The short answer is that while an iterator can easily be functional and efficient (because it usually only needs a small amount of state, like a pointer), a datastructure may not be. Take as an example an actively balanced tree. A functional version of remove may have to do a lot of work to modify the tree, but even more if its not allowed to affect the original (possibly as bad as copying the entire tree). At best this creates a lot of extra GC pressure.

Fully functional datastructures do have some advantages though. For one it is possible
to store severeal instances of the same datastructure in different stages,
in order to provide undo-functionallity.
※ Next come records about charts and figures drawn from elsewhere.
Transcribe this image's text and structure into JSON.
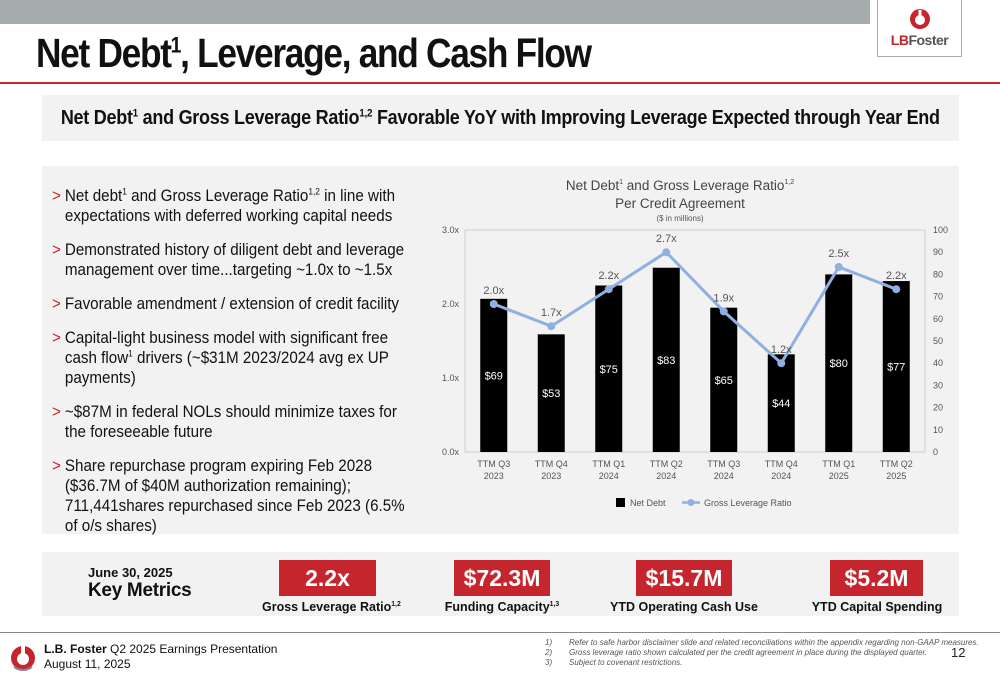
{
  "header": {
    "title_main": "Net Debt",
    "title_sup": "1",
    "title_rest": ", Leverage, and Cash Flow",
    "logo_text_lb": "LB",
    "logo_text_foster": "Foster",
    "subtitle_a": "Net Debt",
    "subtitle_sup1": "1",
    "subtitle_b": " and Gross Leverage Ratio",
    "subtitle_sup2": "1,2",
    "subtitle_c": " Favorable YoY with Improving Leverage Expected through Year End"
  },
  "bullets": [
    {
      "a": "Net debt",
      "sup": "1",
      "b": " and Gross Leverage Ratio",
      "sup2": "1,2",
      "c": "  in line with expectations with deferred working capital needs"
    },
    {
      "a": "Demonstrated history of diligent debt and leverage management over time...targeting ~1.0x to ~1.5x"
    },
    {
      "a": "Favorable amendment / extension of credit facility"
    },
    {
      "a": "Capital-light business model with significant free cash flow",
      "sup": "1",
      "b": " drivers (~$31M 2023/2024 avg ex UP payments)"
    },
    {
      "a": "~$87M in federal NOLs should minimize taxes for the foreseeable future"
    },
    {
      "a": "Share repurchase program expiring Feb 2028 ($36.7M of $40M authorization remaining); 711,441shares repurchased since Feb 2023 (6.5% of o/s shares)"
    }
  ],
  "chart_data": {
    "type": "bar",
    "title_a": "Net Debt",
    "title_sup1": "1",
    "title_b": " and Gross Leverage Ratio",
    "title_sup2": "1,2",
    "title_line2": "Per Credit Agreement",
    "subtitle": "($ in millions)",
    "categories": [
      [
        "TTM Q3",
        "2023"
      ],
      [
        "TTM Q4",
        "2023"
      ],
      [
        "TTM Q1",
        "2024"
      ],
      [
        "TTM Q2",
        "2024"
      ],
      [
        "TTM Q3",
        "2024"
      ],
      [
        "TTM Q4",
        "2024"
      ],
      [
        "TTM Q1",
        "2025"
      ],
      [
        "TTM Q2",
        "2025"
      ]
    ],
    "series": [
      {
        "name": "Net Debt",
        "axis": "right",
        "values": [
          69,
          53,
          75,
          83,
          65,
          44,
          80,
          77
        ],
        "labels": [
          "$69",
          "$53",
          "$75",
          "$83",
          "$65",
          "$44",
          "$80",
          "$77"
        ],
        "color": "#000000"
      },
      {
        "name": "Gross Leverage Ratio",
        "axis": "left",
        "type": "line",
        "values": [
          2.0,
          1.7,
          2.2,
          2.7,
          1.9,
          1.2,
          2.5,
          2.2
        ],
        "labels": [
          "2.0x",
          "1.7x",
          "2.2x",
          "2.7x",
          "1.9x",
          "1.2x",
          "2.5x",
          "2.2x"
        ],
        "color": "#8fb0e0"
      }
    ],
    "y_left": {
      "range": [
        0,
        3
      ],
      "ticks": [
        "0.0x",
        "1.0x",
        "2.0x",
        "3.0x"
      ]
    },
    "y_right": {
      "range": [
        0,
        100
      ],
      "ticks": [
        "0",
        "10",
        "20",
        "30",
        "40",
        "50",
        "60",
        "70",
        "80",
        "90",
        "100"
      ]
    },
    "grid": false,
    "legend": "bottom"
  },
  "metrics": {
    "date": "June 30, 2025",
    "title": "Key Metrics",
    "items": [
      {
        "value": "2.2x",
        "label": "Gross Leverage Ratio",
        "sup": "1,2"
      },
      {
        "value": "$72.3M",
        "label": "Funding Capacity",
        "sup": "1,3"
      },
      {
        "value": "$15.7M",
        "label": "YTD Operating Cash Use",
        "sup": ""
      },
      {
        "value": "$5.2M",
        "label": "YTD Capital Spending",
        "sup": ""
      }
    ]
  },
  "footer": {
    "company_bold": "L.B. Foster",
    "company_rest": " Q2 2025 Earnings Presentation",
    "date": "August 11, 2025",
    "footnotes": [
      {
        "n": "1)",
        "text": "Refer to safe harbor disclaimer slide and related reconciliations within the appendix regarding non-GAAP measures."
      },
      {
        "n": "2)",
        "text": "Gross leverage ratio shown calculated per the credit agreement in place during the displayed quarter."
      },
      {
        "n": "3)",
        "text": "Subject to covenant restrictions."
      }
    ],
    "page": "12"
  },
  "colors": {
    "accent": "#c5262d",
    "band": "#f2f2f2",
    "topbar": "#a7adaf"
  }
}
Second, there are no problems with concurrency
if the process forks some children.

In order to accomodate a functional way of using collections, one could consider letting the remove! functions return the altered datastructure. This would make code like this
possible, that passes the datastructure it self around.

Silly example that removes the elements 1 2 3 from some set s:

 (let loop ([l (list 1 2 3)]
            [s ...some set...])
     (if (null? l)
         s
         (loop (cdr l)
               (set-remove! (car l) s))))

I other words, I also prefer remove and friends to return something useful.